A recent study used a similar set of quality categories to give college students feedback on initial drafts of explanation essays written as part of the simpler coral bleaching inquiry unit (Kopp et al. 2016). After writing initial explanations, students were randomly assigned to either receive targeted feedback (in relation to the completeness or coherence of their essays as indicated by the quality categories) or no feedback about their drafts (students were simply asked to revise). The targeted feedback prompted students to create longer chains and to give more complete answers, and was intended to benefit those students who failed to include intervening elements or multiple initial causes. Overall, students included significantly more connected concepts in their explanations after revision. However, the targeted feedback condition particularly helped those whose initial essays were of poor quality. Receiving appropriate feedback helped them significantly improve their explanations and learn more from the activity.

These results are promising, and such a multidisciplinary approach to providing feedback may eventually have utility in a classroom setting. With current calls in science education for students to learn about explanation and argumentation in science classes, and the increasing appreciation for writing-to-learn activities, an intelligent tutoring system that can give immediate feedback based on student understanding will be helpful to teachers in the classroom. Other areas of research have shown the importance of feedback and revision for student progress. For example, a meta-analysis on the effectiveness of feedback on quality of student compositions has shown moderate effect sizes (e.g., 0.77, Graham and Perin 2007). Similarly, revision is essential to improving the quality of written compositions (Flower and Hayes 1981). At present, however, much more work needs to be done to extend these findings from demonstrating the effectiveness of feedback and revision in a learning-to-write context to demonstrating the effectiveness of feedback and revision in a writing-to-learn context (i.e., as part of subject-matter learning).

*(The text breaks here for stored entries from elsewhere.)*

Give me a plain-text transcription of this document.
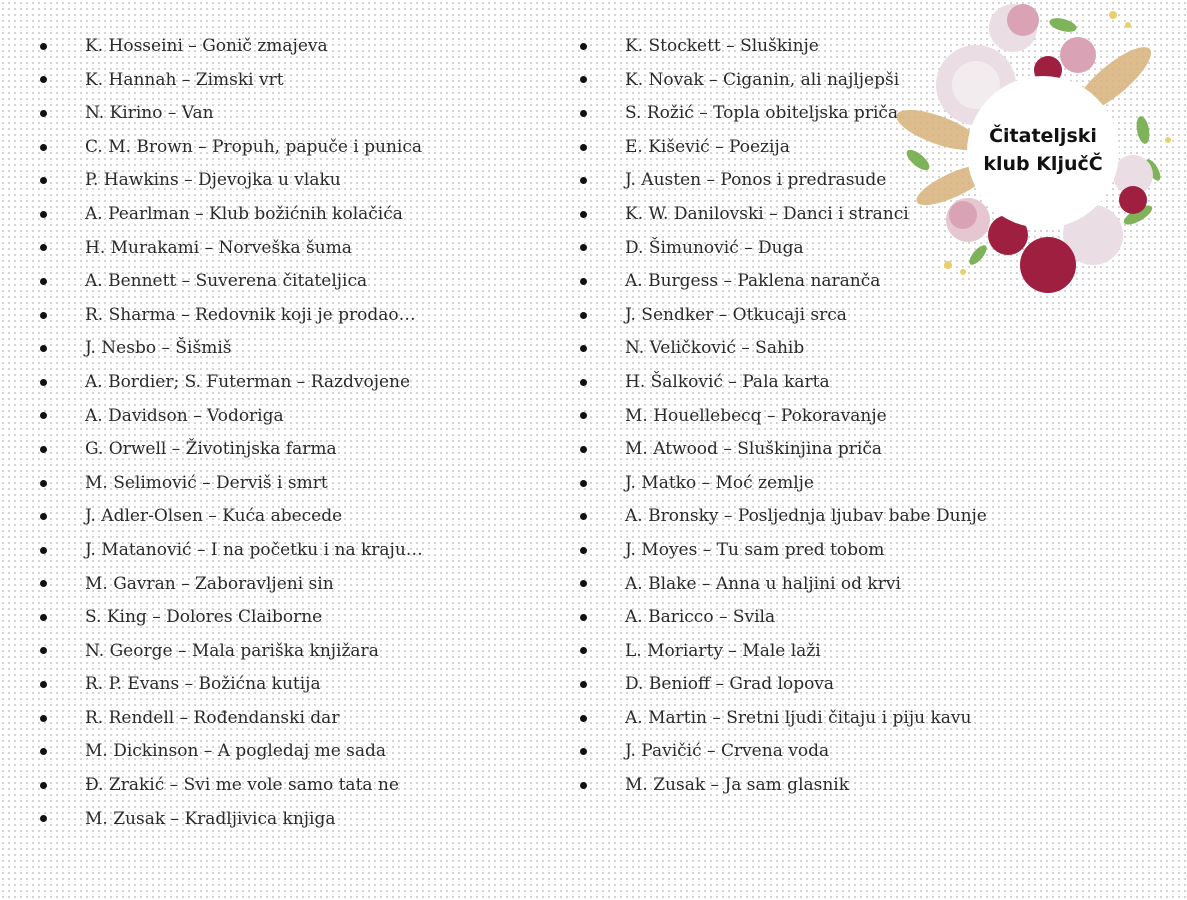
K. Hosseini – Gonič zmajeva
K. Hannah – Zimski vrt
N. Kirino – Van
C. M. Brown – Propuh, papuče i punica
P. Hawkins – Djevojka u vlaku
A. Pearlman – Klub božićnih kolačića
H. Murakami – Norveška šuma
A. Bennett – Suverena čitateljica
R. Sharma – Redovnik koji je prodao…
J. Nesbo – Šišmiš
A. Bordier; S. Futerman – Razdvojene
A. Davidson – Vodoriga
G. Orwell – Životinjska farma
M. Selimović – Derviš i smrt
J. Adler-Olsen – Kuća abecede
J. Matanović – I na početku i na kraju…
M. Gavran – Zaboravljeni sin
S. King – Dolores Claiborne
N. George – Mala pariška knjižara
R. P. Evans – Božićna kutija
R. Rendell – Rođendanski dar
M. Dickinson – A pogledaj me sada
Đ. Zrakić – Svi me vole samo tata ne
M. Zusak – Kradljivica knjiga
K. Stockett – Sluškinje
K. Novak – Ciganin, ali najljepši
S. Rožić – Topla obiteljska priča
E. Kišević – Poezija
J. Austen – Ponos i predrasude
K. W. Danilovski – Danci i stranci
D. Šimunović – Duga
A. Burgess – Paklena naranča
J. Sendker – Otkucaji srca
N. Veličković – Sahib
H. Šalković – Pala karta
M. Houellebecq – Pokoravanje
M. Atwood – Sluškinjina priča
J. Matko – Moć zemlje
A. Bronsky – Posljednja ljubav babe Dunje
J. Moyes – Tu sam pred tobom
A. Blake – Anna u haljini od krvi
A. Baricco – Svila
L. Moriarty – Male laži
D. Benioff – Grad lopova
A. Martin – Sretni ljudi čitaju i piju kavu
J. Pavičić – Crvena voda
M. Zusak – Ja sam glasnik
Čitateljski
klub KljučČ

Finally, even without the explicit metacognitive emphases of iSTART (McNamara et al. 2007a, b) and MetaTutor (Lintean et al. 2011), it is hoped that a system that provides explicit feedback on specific weaknesses in student explanations will lead to more complete reasoning and better learning from multiple-document inquiry tasks, which in turn might transfer and support better performance in other writing-to-learn tasks (as in Britt et al. 2004). There are many other types of writing activities that may be employed besides causal explanations or arguments (Braaten and Windschitl 2011), and we believe our approach can be extended to try to detect student understanding from other types of open-ended responses such as problem-solution or compare-and-contrast essays. Given the differences that have been seen between the features that have predicted the quality of persuasive and explanatory essays, exploring detection of student understanding from different essay types will be an important step for future work.